いつ接種しても構いませんが、副反応のために放射線治療を休止するデメリットを考慮し、可能であれば金曜日の照射後や週末に接種することをお勧めします。

手術・検査を控えている方

ワクチン接種のタイミングを図って手術が延期になることがないようにしなければなりません。ワクチン接種後に発熱した場合、手術に関連するものと区別する必要があるため、ワクチン接種は術日から数日以上空けるのが望ましいです。当院では手術・検査前にワクチンを接種した場合は下記の対応としています。
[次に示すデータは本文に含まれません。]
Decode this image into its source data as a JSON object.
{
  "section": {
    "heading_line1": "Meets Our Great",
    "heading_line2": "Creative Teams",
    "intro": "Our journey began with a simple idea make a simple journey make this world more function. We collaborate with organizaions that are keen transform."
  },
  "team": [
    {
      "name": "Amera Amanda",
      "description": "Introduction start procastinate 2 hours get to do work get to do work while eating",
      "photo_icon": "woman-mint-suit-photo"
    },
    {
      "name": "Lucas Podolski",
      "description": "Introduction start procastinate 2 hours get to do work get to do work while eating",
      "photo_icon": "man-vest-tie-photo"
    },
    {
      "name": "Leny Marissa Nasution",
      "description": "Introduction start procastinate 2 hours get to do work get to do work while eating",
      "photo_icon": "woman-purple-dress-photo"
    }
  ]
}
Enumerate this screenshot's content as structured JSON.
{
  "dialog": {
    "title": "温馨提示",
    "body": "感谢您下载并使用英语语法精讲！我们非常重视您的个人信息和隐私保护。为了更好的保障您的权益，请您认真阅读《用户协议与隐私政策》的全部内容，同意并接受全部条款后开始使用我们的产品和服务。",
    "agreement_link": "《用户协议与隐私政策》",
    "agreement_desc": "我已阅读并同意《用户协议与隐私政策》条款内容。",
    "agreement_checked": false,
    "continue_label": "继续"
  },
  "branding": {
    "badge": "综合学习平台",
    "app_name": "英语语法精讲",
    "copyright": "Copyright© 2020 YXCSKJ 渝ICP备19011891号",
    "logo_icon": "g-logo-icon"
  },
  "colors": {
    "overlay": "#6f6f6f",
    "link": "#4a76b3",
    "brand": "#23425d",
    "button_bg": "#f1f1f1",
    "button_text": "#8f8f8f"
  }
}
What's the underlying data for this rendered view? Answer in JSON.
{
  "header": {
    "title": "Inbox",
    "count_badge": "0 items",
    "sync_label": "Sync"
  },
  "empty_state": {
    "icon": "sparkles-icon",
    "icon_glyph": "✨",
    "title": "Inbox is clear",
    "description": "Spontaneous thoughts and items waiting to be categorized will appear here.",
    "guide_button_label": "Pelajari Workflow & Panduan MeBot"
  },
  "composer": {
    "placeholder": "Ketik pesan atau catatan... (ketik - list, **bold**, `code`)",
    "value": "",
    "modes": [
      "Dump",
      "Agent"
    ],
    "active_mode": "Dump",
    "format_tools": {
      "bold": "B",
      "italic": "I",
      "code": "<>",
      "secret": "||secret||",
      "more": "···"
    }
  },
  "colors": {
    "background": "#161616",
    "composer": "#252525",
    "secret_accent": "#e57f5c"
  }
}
  • 副反応で発熱37.5度以上の場合、解熱確認後48時間空けて手術等を実施する
  • 発熱以外の症状がある場合、担当医と相談し日程調整を行う
  • ワクチン以外の原因で発熱を認める場合、担当医の判断にて手術等を実施する
  • 緊急の場合はこの限りではない

また、ワクチン接種後に脇のリンパ節が腫れることがありますので、手術の方針にできるだけ影響を及ぼさないよう、術前にMRIやCTを施行する方は接種する部位について主治医とご相談ください。

ワクチン接種後の注意点

免疫が低下している場合は期待するワクチンの効果が得られない可能性もありますので、ワクチン接種後もマスクや手指消毒、ソーシャルディスタンスの感染対策が大切です。

ワクチン接種後の発熱への対応

発熱時や頭痛時には、必要に応じてアセトアミノフェン(カロナール®︎)やロキソプロフェン(ロキソニン®︎)を内服して構いません。もしすでにロキソプロフェンを毎食後に内服していて、追加の解熱鎮痛薬が必要な場合はアセトアミノフェンを使用してください。
接種日を1日目として4日目以降も発熱が続く場合は外来治療センターにご連絡ください。

その他注意事項

  • 骨髄抑制が予想される期間に発熱した場合は、全身の状態がよければあらかじめ処方されている抗菌薬を服用し、3日目以降も発熱が続く場合はご連絡ください。食事がとれない、ぐったりしている、など発熱以外の症状がある場合は担当医にご連絡ください。
  • その他、気になることがありましたらご連絡ください。